7. Collection & Delivery
7.1 By agreeing to these Terms, the Buyer acknowledges and agree to the following:
(a) the Buyer is responsible for collection of the Product from the Seller’s premises;
(b) at the Buyer’s request the Seller is able to provide a list of its preferred transport partners; and
(c) the Seller is not accountable for any damage or delays caused by its preferred transport partners
8. Installation
8.1 The Buyer is responsible for the installation of the Product. This includes covering all installation costs and guaranteeing that the process complies with safety standards and applicable laws or regulations.
8.2 The Buyer acknowledges that:
(a) The installation should be undertaken by qualified tradespeople.
(b) The Buyer is responsible for ensuring the final installation meets all applicable local laws or regulations.
(c) The Buyer is responsible for ensuring a safe installation process that adheres to local laws or regulations, including all associated costs.
(d) Any installation instructions provided by the Seller serve as a guide only. They should be followed in combination with safe working practices, and installation should be executed by a certified tradesperson in strict compliance with local laws and regulations.(e) All expenses related to obtaining council permits or approvals are the Buyer’s responsibility.

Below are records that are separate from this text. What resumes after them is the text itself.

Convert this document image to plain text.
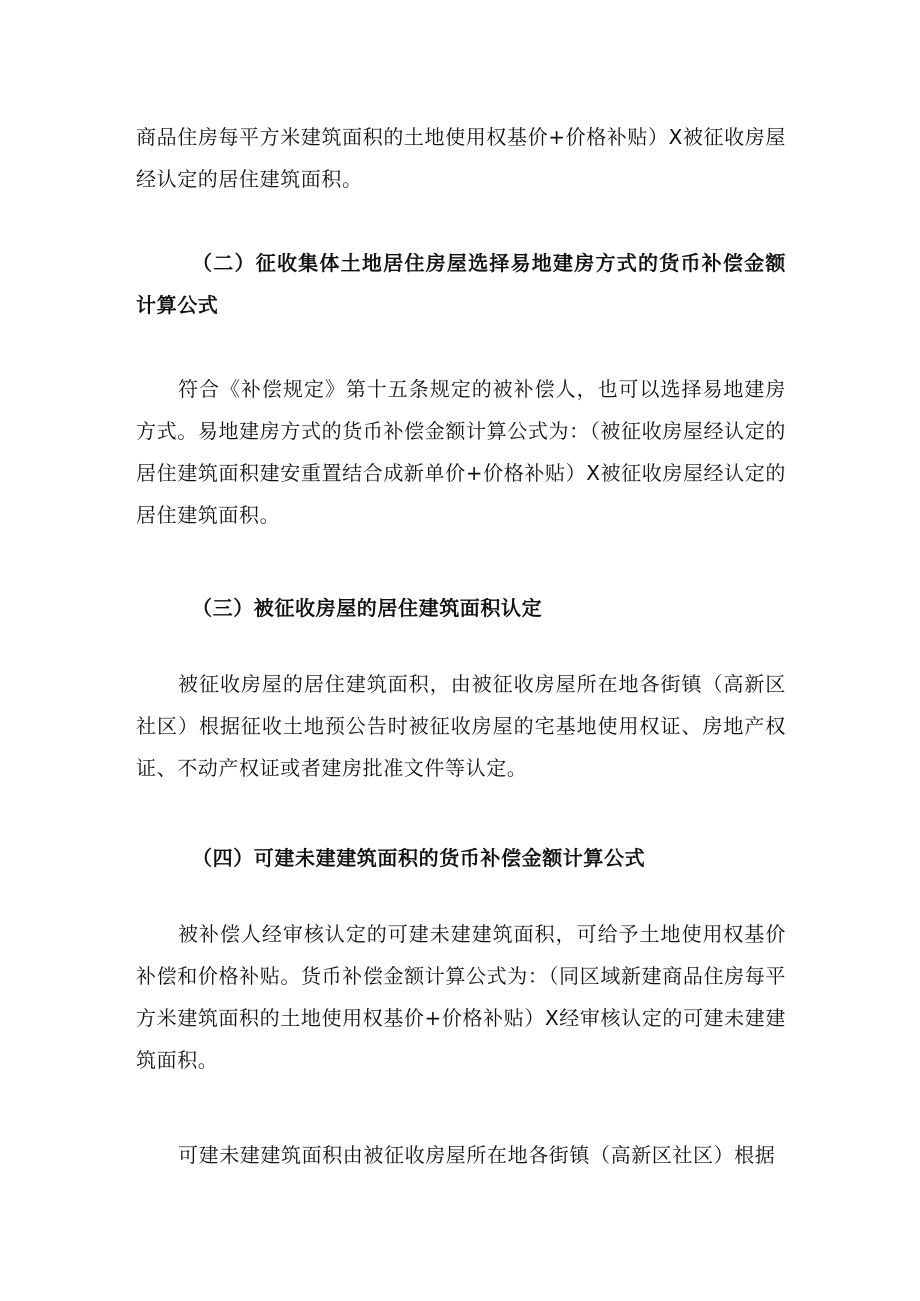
商品住房每平方米建筑面积的土地使用权基价+价格补贴）X被征收房屋经认定的居住建筑面积。
（二）征收集体土地居住房屋选择易地建房方式的货币补偿金额计算公式
符合《补偿规定》第十五条规定的被补偿人，也可以选择易地建房方式。易地建房方式的货币补偿金额计算公式为：（被征收房屋经认定的居住建筑面积建安重置结合成新单价+价格补贴）X被征收房屋经认定的居住建筑面积。
（三）被征收房屋的居住建筑面积认定
被征收房屋的居住建筑面积，由被征收房屋所在地各街镇（高新区社区）根据征收土地预公告时被征收房屋的宅基地使用权证、房地产权证、不动产权证或者建房批准文件等认定。
（四）可建未建建筑面积的货币补偿金额计算公式
被补偿人经审核认定的可建未建建筑面积，可给予土地使用权基价补偿和价格补贴。货币补偿金额计算公式为：（同区域新建商品住房每平方米建筑面积的土地使用权基价+价格补贴）X经审核认定的可建未建建筑面积。
可建未建建筑面积由被征收房屋所在地各街镇（高新区社区）根据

(f) The Seller will not cover any extra costs to ensure that the Products, once installed by the Buyer, adheres to all relevant laws or regulations.
(g) at the Buyer’s request the Seller is able to provide a list of its preferred installation partners; and
(h) the Seller is not accountable for any damage or delays caused by its preferred installation partners
9. Third Party Regulatory Compliance
9.1 It is the Buyer’s responsibility to comply with all applicable laws including local council requirements and state legislation regarding the placement and use of the Product.
9.2 The Buyer must obtain all necessary permits and approvals.
10. Refunds
10.1 Refunds for products, post-delivery, will be evaluated individually at the Seller’s discretion.
If a refund is approved:
(a) the Buyer will bear any costs related to preparing the product for return;
(b) the Buyer is responsible for all costs related to the Product's return; and
(c) the Product must be returned in the same condition as it was delivered to the Buyer at the Buyer’s request the Seller is able to provide a list of its preferred transport partners; and
(d) the Seller is not accountable for any damage or delays caused by its preferred transport partners
11. Indemnity
The Buyer agrees to indemnify and hold harmless the Seller from any claims, damages, liabilities, costs, and expenses (including reasonable legal fees) arising out of or in connection with the Buyer's use or possession of the Product.
12. Title and RiskTitle and risk transfer to the Buyer on pick-up, but ownership is contingent upon full payment.
13. Intellectual Property
We retain ownership of all intellectual property related to our products. The Buyer does not gain any intellectual property rights through transactions with us.
14. Governing Law
These Terms shall be governed by and construed in accordance with the laws of the State of New South Wales, Australia. Any disputes arising out of or in connection with these Terms will be subject to the non-exclusive jurisdiction of the courts of New South Wales, Australia.
15. Entire Agreement
These Terms constitute the entire agreement between the Seller and the Buyer regarding the sale of the Product and supersede all prior agreements, understandings, and representations.
16. Amendments
The Seller reserves the right to amend these Terms at any time. Any amendments will be effective immediately upon being posted on the Seller's website or otherwise communicated to the Buyer.
17. Exclusion of Unenforceable Terms
If any term is deemed unenforceable it is excluded and does not affect the enforceability of the remaining terms.
18. Acceptance
By purchasing the Product, the Buyer acknowledges that they have read, understood, and agree to be bound by these Terms.